BEM KM UNISA Yogyakarta Sukses Melaksanakan Diskusi Merawat Persaudaraan
Yogyakarta, 20 Agustus 2025, Sebanyak 100 mahasiswa dari berbagai ormawa berkumpul di Lapangan Basket UNISA Yogyakarta untuk mengikuti diskusi bertajuk “Kepemimpinan Anak Muda: Revitalisasi Keorganisasian Mahasiswa Modern”. Acara tersebut menghadirkan panelis lintas kampus yakni Tiyo Ardianto (Presma BEM KM UGM), Fatur Djaguna (Koordinator Umum BEM DIY sekaligus Presma Unjaya) , dan Lukmannul Hakim (Presma UNISA Yogyakarta).
Diskusi berjalan dinamis dan sarat nuansa reflektif.
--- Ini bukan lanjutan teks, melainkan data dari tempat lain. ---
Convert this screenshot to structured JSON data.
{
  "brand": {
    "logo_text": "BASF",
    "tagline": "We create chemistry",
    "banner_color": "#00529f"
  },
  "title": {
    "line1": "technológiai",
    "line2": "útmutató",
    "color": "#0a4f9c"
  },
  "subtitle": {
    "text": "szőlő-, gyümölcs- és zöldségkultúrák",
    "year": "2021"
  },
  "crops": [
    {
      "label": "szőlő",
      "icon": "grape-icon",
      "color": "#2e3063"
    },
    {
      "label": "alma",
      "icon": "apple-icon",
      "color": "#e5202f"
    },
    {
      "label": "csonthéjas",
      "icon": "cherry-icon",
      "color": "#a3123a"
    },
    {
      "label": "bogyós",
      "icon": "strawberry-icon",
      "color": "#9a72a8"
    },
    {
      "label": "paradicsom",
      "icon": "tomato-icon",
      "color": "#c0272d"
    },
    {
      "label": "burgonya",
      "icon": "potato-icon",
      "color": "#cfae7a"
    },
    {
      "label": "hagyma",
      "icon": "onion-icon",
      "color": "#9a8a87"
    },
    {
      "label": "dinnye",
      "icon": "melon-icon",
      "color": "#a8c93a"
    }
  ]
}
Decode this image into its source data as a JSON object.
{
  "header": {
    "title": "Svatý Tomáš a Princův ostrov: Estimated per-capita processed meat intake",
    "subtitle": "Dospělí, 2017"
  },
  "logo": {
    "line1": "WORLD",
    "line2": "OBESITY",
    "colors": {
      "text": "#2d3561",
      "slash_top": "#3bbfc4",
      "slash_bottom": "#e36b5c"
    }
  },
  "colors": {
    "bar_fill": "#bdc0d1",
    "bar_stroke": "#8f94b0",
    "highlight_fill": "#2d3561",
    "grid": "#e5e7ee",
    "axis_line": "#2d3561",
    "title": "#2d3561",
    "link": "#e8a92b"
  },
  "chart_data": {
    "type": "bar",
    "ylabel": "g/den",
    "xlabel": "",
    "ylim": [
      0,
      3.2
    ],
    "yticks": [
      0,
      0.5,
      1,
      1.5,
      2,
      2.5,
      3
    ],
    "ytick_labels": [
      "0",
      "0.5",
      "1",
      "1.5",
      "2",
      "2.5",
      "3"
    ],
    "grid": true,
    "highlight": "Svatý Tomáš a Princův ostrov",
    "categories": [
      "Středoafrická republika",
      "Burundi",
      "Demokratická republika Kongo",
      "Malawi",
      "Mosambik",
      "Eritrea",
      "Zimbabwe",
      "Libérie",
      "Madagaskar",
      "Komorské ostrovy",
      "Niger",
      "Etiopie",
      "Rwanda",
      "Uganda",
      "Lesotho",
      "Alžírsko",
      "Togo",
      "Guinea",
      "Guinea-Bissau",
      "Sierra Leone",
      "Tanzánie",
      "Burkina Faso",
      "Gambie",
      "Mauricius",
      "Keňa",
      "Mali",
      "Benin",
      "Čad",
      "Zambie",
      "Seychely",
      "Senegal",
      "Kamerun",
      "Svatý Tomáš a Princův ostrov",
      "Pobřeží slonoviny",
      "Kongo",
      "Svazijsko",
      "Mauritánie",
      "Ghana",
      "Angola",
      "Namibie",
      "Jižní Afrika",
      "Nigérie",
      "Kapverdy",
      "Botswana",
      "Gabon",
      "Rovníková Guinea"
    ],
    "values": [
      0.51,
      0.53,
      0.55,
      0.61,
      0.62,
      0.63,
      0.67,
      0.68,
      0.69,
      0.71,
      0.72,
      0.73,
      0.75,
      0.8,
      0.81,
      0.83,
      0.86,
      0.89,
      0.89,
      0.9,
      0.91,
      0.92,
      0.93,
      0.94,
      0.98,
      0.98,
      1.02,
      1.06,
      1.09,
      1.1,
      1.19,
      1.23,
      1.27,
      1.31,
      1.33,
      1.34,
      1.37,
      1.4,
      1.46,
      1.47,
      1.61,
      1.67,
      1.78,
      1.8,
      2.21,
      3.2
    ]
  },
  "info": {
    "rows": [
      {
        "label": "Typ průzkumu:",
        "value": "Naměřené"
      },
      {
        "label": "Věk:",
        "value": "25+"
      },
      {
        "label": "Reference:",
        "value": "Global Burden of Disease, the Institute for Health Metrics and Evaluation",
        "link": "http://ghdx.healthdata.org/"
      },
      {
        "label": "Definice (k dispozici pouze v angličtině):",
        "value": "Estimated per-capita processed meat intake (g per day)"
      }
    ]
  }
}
Di samping menegaskan pentingnya persaudaraan dan kolaborasi, ketiga pembicara menyoroti akar masalah dan tantangan struktural yang mempengaruhi kehidupan organisasi mahasiswa masa kini.
Tiyo membuka bahasan dengan penekanan kronologis: menurutnya, kemunduran praktik keorganisasian banyak bermula sejak masa pandemi COVID-19. “Pandemi memaksa proses kaderisasi, pertemuan rutin, dan praktik kolektif lainnya tertunda atau berpindah ke ruang maya — dan itu berdampak panjang pada kapasitas organisasi,” ujarnya.
Tiyo menambahkan bahwa kelanjutan kebijakan Merdeka Belajar — Kampus Merdeka (MBKM) juga turut memberi dampak, dengan mobilitas akademik dan pembagian waktu antara kegiatan akademik-eksternal yang mengubah pola keterlibatan mahasiswa dalam ormawa. Ia menggarisbawahi kebutuhan merancang pola kerja ormawa yang fleksibel namun tetap menjaga kontinuitas kaderisasi dan partisipasi.
Fatur Djaguna melanjutkan dengan perspektif historis. Dalam paparan singkatnya, Fatur menelisik perjalanan kepemimpinan dan gerakan mahasiswa di Yogyakarta—mulai dari tradisi dialog publik, solidaritas lintas kampus, hingga transformasi bentuk aksi yang terjadi seiring perubahan sosial-politik. Menurutnya, memahami jejak historis gerakan sangat penting untuk merumuskan strategi revitalisasi yang tidak mengulang kegagalan masa lalu.
“Sejarah gerakan memberi kita pelajaran tentang taktik, etika perjuangan, dan pentingnya institution building,” katanya.
Sementara itu, Lukmannul Hakim menyoroti masalah generasional yang kerap menjadi sumber gesekan internal. Lukman mengemukakan adanya gap antara pola kepemimpinan generasi sebelumnya—yang cenderung hierarkis dan berbasis pengalaman panjang—dengan gaya kepemimpinan anak muda yang lebih eksploratif, digital, dan hasil-berorientasi.
“Kesenjangan ini bukan semata konflik; ia peluang untuk menyintesis pengalaman dan inovasi. Namun tanpa jembatan komunikasi yang baik, gap itu bisa memecah kebersamaan,” tegasnya.
Lukman mengajak ormawa untuk merumuskan mekanisme transfer pengetahuan yang menghargai kedua sisi: penghormatan pada tradisi dan ruang bagi pembaruan.
Diskusi juga mengangkat isu-isu Pendidikan, Ekonomi, Sosial-Politik dan literasi media digital.
Pada sesi akhir ditutup dengan pembacaan tujuh poin pernyataan sikap tentang Kepemimpinan Anak Muda.